I agreed that it was a fine weapon. “It’s a bit big and clumsy for my purpose right now, though. I had a handgun, which was good for the trail, and a .30-.30, but I lost them. Crossing a river, you understand. I lost quite a bit of stuff. Both guns.”
The man’s wife faithfully brought his gold scales and set them on the table, but we never got around to using them. Instead, I gave Cox the Sharp’s buffalo rifle and in return got the meal and a matched pair of .44 calibre revolvers—Union Army issue—and a leather holster. They had been accepted in trade for supplies from a deserter on his way north, but I was quite obviously not much worried about the previous owners of my firearms.

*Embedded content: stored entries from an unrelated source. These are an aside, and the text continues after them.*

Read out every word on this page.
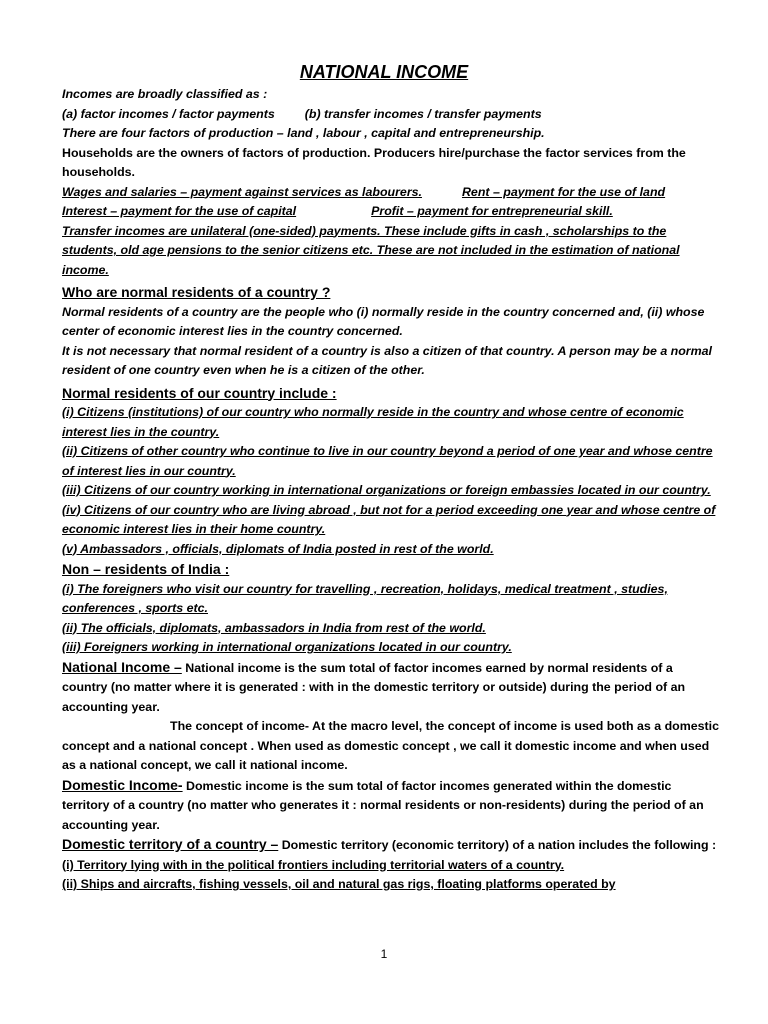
NATIONAL INCOME

Incomes are broadly classified as :

(a) factor incomes / factor payments (b) transfer incomes / transfer payments

There are four factors of production – land , labour , capital and entrepreneurship.

Households are the owners of factors of production. Producers hire/purchase the factor services from the households.

Wages and salaries – payment against services as labourers.	Rent – payment for the use of land

Interest – payment for the use of capital	Profit – payment for entrepreneurial skill.

Transfer incomes are unilateral (one-sided) payments. These include gifts in cash , scholarships to the students, old age pensions to the senior citizens etc. These are not included in the estimation of national income.

Who are normal residents of a country ?

Normal residents of a country are the people who (i) normally reside in the country concerned and, (ii) whose center of economic interest lies in the country concerned.

It is not necessary that normal resident of a country is also a citizen of that country. A person may be a normal resident of one country even when he is a citizen of the other.

Normal residents of our country include :

(i) Citizens (institutions) of our country who normally reside in the country and whose centre of economic interest lies in the country.

(ii) Citizens of other country who continue to live in our country beyond a period of one year and whose centre of interest lies in our country.

(iii) Citizens of our country working in international organizations or foreign embassies located in our country.

(iv) Citizens of our country who are living abroad , but not for a period exceeding one year and whose centre of economic interest lies in their home country.

(v) Ambassadors , officials, diplomats of India posted in rest of the world.

Non – residents of India :

(i) The foreigners who visit our country for travelling , recreation, holidays, medical treatment , studies, conferences , sports etc.

(ii) The officials, diplomats, ambassadors in India from rest of the world.

(iii) Foreigners working in international organizations located in our country.

National Income – National income is the sum total of factor incomes earned by normal residents of a country (no matter where it is generated : with in the domestic territory or outside) during the period of an accounting year.

The concept of income- At the macro level, the concept of income is used both as a domestic concept and a national concept . When used as domestic concept , we call it domestic income and when used as a national concept, we call it national income.

Domestic Income- Domestic income is the sum total of factor incomes generated within the domestic territory of a country (no matter who generates it : normal residents or non-residents) during the period of an accounting year.

Domestic territory of a country – Domestic territory (economic territory) of a nation includes the following :

(i) Territory lying with in the political frontiers including territorial waters of a country.

(ii) Ships and aircrafts, fishing vessels, oil and natural gas rigs, floating platforms operated by

1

Cox and I seemed equally pleased with the fruits of our bartering, and we shook hands goodnight like old friends. As I walked away into the darkness, I realized that my new freedom of movement might prove invaluable in successfully enacting my plan that evening. The holsters flopped about when I walked, the guns fit into them very loosely, and the box of bullets in my pocket pulled my coat awkwardly to one side, but at least I had both hands and arms free, a
nd that was important.
Once I was past the last peripheral shed and the night had closed around me, I returned in a wide circle to the roadhouse and found a comfortable place of concealment where I could squat and watch the kitchen window. From time to time I glimpsed the Chinese girl as she carried out her evening chores. I seated myself on a block of cordwood and leaned against the wall of the woodshed as comfortably as I could, for I didn’t know how long I would have to wait. I saw the shadowy path towards both the water pump and the latrines, and I hoped I might intercept her outdoors, but I had to consider the possibility that I would have to go inside after her if necessary.

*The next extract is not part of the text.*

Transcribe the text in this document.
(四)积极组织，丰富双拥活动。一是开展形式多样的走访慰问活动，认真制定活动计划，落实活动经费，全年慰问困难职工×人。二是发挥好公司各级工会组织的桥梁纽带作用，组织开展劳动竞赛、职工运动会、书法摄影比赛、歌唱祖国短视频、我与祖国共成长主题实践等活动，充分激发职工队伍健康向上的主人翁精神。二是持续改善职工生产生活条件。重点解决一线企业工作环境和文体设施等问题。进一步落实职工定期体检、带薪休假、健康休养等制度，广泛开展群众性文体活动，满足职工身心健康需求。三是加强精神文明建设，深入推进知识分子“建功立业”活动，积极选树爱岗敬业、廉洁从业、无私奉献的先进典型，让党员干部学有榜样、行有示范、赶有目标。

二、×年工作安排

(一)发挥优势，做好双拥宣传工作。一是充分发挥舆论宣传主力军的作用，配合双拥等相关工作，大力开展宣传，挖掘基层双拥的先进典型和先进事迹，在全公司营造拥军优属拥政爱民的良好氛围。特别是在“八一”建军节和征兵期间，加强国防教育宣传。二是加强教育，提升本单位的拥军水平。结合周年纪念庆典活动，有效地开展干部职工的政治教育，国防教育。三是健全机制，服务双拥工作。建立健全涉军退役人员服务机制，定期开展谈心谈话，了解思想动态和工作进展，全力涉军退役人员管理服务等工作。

Sitting there in the dark, I reflected regretfully that I should have tried to learn some Chinese words from Rosh. Almost anything could have been used to some effect in my forthcoming confrontation, if only to establish a moment of unguarded contact with her before I had her within arm’s reach.
During the next hour and a half, I continued my intermittent battle with fatigue. My lavish meal might have given me a supply of strength for the long term, but it did nothing towards keeping me awake while I sat in the dark. From time to time it became necessary for me to stand up and wave my arms over my head, or even to go for little promenades along the length of the shed wall. I was back in my position, though, with the rags and ropes I had prepared in a pile at my feet, when the back door to the building—the kitchen door—opened and May Sang struggled out carrying a large basin of water.
By the time she had thrown the water onto the ground next to the little path and was shaking the drips from the basin, I was behind her. I covered her mouth from nose to chin with one hand, while the other laid a cold gun barrel against her temple. She dropped the metal basin on her own foot and gave a little involuntary jump, then stood stock still.
I have always considered crimes against women to be despicable. My only hope was that the young lady and I would both live long enough to have the situation explained.